25 eyes with KPro were recruited from the Centre Hospitalier de l’Université de Montréal (CHUM) cornea subspecialty clinic. 25 eyes with PKP and 25 normal eyes were included as age-matched controls. After stopping topical antibiotics for 24 hours, the inferior conjunctiva was sampled using calcium alginate swabs. Cultures on blood, chocolate, MacConkey and Sabouraud agar as well as thioglyocalate broth were performed. Colonies were identified by subculture and antibiograms were obtained. Patients also completed a questionnaire to assess observance to antibiotic prophylaxis.

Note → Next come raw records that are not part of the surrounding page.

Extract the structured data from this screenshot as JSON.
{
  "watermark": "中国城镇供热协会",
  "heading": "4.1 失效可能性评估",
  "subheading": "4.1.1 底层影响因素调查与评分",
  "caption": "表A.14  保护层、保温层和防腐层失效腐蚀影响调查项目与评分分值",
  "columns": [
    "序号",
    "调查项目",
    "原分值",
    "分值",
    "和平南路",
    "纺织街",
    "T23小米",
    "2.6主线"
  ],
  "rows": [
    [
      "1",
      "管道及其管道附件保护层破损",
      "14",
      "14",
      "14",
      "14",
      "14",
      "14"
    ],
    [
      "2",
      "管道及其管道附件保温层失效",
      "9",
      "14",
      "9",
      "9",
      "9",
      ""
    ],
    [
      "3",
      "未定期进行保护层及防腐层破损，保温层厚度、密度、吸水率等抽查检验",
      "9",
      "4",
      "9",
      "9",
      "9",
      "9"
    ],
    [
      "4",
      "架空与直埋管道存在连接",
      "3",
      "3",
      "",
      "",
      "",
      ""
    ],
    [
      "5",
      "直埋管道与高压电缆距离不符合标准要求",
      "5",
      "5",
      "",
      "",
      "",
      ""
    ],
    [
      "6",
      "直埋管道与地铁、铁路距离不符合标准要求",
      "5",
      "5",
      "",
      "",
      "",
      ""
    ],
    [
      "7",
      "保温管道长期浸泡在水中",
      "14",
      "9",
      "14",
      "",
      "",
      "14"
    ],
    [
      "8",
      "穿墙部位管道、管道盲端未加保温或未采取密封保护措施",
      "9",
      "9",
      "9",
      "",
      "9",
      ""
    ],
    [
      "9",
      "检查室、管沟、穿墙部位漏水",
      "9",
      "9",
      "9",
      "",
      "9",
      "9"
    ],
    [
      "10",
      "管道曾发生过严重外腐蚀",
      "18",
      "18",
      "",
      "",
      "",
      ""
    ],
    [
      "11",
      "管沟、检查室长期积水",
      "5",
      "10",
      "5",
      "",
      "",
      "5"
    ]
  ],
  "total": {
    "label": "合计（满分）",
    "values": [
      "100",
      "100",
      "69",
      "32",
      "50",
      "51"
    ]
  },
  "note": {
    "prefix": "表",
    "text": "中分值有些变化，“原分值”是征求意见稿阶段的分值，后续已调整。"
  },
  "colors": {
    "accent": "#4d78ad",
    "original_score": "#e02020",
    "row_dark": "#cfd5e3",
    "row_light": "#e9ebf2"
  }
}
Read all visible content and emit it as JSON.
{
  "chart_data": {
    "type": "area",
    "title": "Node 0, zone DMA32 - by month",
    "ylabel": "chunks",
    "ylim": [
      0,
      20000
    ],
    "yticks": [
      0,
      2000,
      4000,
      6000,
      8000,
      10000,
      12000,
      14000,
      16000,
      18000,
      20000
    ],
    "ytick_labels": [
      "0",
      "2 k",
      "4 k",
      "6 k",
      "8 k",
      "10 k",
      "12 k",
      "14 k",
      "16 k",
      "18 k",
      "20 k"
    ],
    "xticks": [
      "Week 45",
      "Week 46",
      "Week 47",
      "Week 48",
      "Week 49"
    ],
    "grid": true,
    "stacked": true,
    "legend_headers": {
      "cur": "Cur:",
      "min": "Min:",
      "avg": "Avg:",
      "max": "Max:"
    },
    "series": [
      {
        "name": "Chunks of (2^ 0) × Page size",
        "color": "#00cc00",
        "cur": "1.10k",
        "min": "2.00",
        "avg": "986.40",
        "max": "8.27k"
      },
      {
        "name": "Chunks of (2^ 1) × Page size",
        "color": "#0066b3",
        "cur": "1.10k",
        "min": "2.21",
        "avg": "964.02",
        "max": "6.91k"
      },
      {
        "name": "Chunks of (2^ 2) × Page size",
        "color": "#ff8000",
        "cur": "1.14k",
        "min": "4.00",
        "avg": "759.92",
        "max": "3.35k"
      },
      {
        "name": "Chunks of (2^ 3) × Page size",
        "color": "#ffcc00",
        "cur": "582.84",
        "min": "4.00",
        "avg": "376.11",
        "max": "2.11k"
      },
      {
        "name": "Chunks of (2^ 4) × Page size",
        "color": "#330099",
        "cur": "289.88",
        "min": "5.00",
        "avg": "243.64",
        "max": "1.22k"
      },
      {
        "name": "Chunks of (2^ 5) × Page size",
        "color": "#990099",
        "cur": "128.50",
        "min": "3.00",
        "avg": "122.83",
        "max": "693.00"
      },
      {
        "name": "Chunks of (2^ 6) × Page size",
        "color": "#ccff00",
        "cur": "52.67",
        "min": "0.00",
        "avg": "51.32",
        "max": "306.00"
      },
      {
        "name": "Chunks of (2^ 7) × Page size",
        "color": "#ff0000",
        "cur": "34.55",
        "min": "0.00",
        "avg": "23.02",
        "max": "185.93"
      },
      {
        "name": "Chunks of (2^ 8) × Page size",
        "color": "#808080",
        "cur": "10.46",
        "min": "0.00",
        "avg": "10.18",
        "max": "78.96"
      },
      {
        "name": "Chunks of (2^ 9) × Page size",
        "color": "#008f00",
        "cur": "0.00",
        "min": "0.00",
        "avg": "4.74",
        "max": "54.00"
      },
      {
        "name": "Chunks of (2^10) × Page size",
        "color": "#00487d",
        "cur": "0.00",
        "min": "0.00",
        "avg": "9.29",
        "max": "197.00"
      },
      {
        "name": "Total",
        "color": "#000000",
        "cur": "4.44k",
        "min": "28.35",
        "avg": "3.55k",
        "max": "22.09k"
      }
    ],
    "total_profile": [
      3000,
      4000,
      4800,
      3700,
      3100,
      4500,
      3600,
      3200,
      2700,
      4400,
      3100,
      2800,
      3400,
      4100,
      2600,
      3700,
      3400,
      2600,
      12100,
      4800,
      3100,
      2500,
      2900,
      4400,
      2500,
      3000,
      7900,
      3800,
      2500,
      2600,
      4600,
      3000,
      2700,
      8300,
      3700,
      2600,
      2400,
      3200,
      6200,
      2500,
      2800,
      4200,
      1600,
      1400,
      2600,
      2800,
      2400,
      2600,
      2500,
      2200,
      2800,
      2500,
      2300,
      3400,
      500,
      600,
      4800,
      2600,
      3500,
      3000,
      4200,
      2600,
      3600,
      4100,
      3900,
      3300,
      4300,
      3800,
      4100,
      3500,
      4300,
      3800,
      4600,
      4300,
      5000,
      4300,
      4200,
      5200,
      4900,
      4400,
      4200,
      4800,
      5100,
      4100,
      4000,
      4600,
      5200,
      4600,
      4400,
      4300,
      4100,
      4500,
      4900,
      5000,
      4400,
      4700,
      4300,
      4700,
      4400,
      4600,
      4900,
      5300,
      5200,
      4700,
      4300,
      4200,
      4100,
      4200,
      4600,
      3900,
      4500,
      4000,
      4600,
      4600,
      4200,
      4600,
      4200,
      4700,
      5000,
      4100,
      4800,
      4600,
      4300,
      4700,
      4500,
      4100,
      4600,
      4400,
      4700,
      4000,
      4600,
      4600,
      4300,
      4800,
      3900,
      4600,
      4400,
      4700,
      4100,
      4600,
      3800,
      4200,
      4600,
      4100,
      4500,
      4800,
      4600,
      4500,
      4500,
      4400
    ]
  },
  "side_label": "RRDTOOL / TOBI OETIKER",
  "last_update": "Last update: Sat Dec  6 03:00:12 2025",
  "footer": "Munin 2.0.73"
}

Bacterial cultures were positive in 65% (95% confidence interval [CI] 41-84%) of KPro eyes, 88% (CI 47-99%) of PKP eyes and 82% (CI 56-95%) of normal eyes (Χ2=0.33). Fungal cultures were negative in all cases. The most common isolates were Staphylococcus epidermidis, other coagulase-negative Staphylococci and Corynebacterium species. S. epidermidis was found in 60% of KPro eyes, 38% of PKP eyes and 59% of normals (Χ2=0.53). Other coagulase-negative Staphylococci specieswere found in 30% of KPro eyes, 63% of PKP eyes and 41% of normals (Χ2=0.28). Corynebacterium species were found in 5% of KPro eyes, 13% of PKP eyes and 12% of normal eyes (Χ2=0.71). S. aureus (12%) and Streptococcus viridans were found in 12% (Χ2=0.28) and 6% (Χ2=0.43) of normal eyes. Coagulase-negative Staphylococci resistant to fourth generation fluoroquinolones (FQ) were found in 50% (CI 30-70%) of eyes with KPro, 13% (CI 1-53%) of eyes with PKP and 12% (CI 2-38%) of normal eyes (Χ2=0.02).
Eyes with KPro were as likely to yield positive cultures than eyes with PKP or normal eyes. Eyes with KPro were more likely to be colonized with FQ-resistant coagulase-negative Staphylococci. Chronic prophylaxis with low-dose FQ is likely responsible for this increased antibiotic resistance. Modifications in the prophylaxis regimen may be helpful in preventing further emergence of resistant pathogens.